Figure 4. Many Ribosomes Do Not Translate the 3´ UTR.

(A) Fraction of 28-nt reads that map (without mismatches) to each reading frame in the ORF and 3´ UTR for dom34Δ cells. Normalized data were averaged from ribosomes stabilized with CHX, 10 mM MgCl₂, or no extra additive, but not GMP-PNP as frame was less well preserved.

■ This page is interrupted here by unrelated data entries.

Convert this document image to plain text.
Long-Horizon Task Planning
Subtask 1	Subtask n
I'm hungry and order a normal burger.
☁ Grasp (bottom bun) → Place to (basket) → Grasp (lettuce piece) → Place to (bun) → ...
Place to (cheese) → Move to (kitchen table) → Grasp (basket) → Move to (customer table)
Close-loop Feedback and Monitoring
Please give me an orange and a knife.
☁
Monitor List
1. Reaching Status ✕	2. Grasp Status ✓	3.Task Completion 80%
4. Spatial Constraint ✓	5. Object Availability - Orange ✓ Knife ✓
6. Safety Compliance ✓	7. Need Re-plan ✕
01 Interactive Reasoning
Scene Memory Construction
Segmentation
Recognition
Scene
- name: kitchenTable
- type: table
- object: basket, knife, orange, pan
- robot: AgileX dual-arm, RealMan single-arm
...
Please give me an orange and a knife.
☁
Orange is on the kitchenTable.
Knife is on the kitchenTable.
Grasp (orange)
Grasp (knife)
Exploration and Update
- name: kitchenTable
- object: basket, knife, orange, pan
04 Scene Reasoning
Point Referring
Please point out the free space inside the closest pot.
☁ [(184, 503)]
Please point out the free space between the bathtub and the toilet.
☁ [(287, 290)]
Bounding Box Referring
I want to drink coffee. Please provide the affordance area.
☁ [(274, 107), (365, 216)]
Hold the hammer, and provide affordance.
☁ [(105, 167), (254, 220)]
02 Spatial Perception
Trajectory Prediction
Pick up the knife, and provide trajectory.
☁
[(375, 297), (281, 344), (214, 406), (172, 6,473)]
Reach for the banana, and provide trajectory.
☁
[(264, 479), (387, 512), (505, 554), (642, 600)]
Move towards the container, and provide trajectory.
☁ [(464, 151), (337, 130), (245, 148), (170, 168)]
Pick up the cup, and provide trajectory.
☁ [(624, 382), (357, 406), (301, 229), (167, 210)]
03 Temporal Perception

(B) Examples of mapped footprints from dom34Δ cells treated with 3-AT on genes (PTC2 and HUB1) with in-frame His codons (indicated with red arrows) in the 3´ UTR. Note that the vertical axis scaling truncates the upper range of ORF reads for PTC2.

(C) Average fraction of ribosome occupancy within a 20-nt window around His codons in a given frame. Data are shown for all three reading frames in ORFs and 3´ UTRs from dom34Δ cells treated with 3-AT.

(D) Examples of mapped footprints from dom34Δ cells on genes (LAT1 and OST5) with stop codons in all three reading frames of the 3´ UTR. Stop codons and their respective reading frame before the poly(A) tail are indicated (red arrows and values 0–2). Note that the vertical axis scaling truncates the upper range of ORF reads.

(E) Average fraction of ribosome occupancy within a 20-nt window around the first occurrence of a stop codon in a given frame. Data are shown for all three reading frames in ORFs and 3´ UTRs in dom34Δ cells.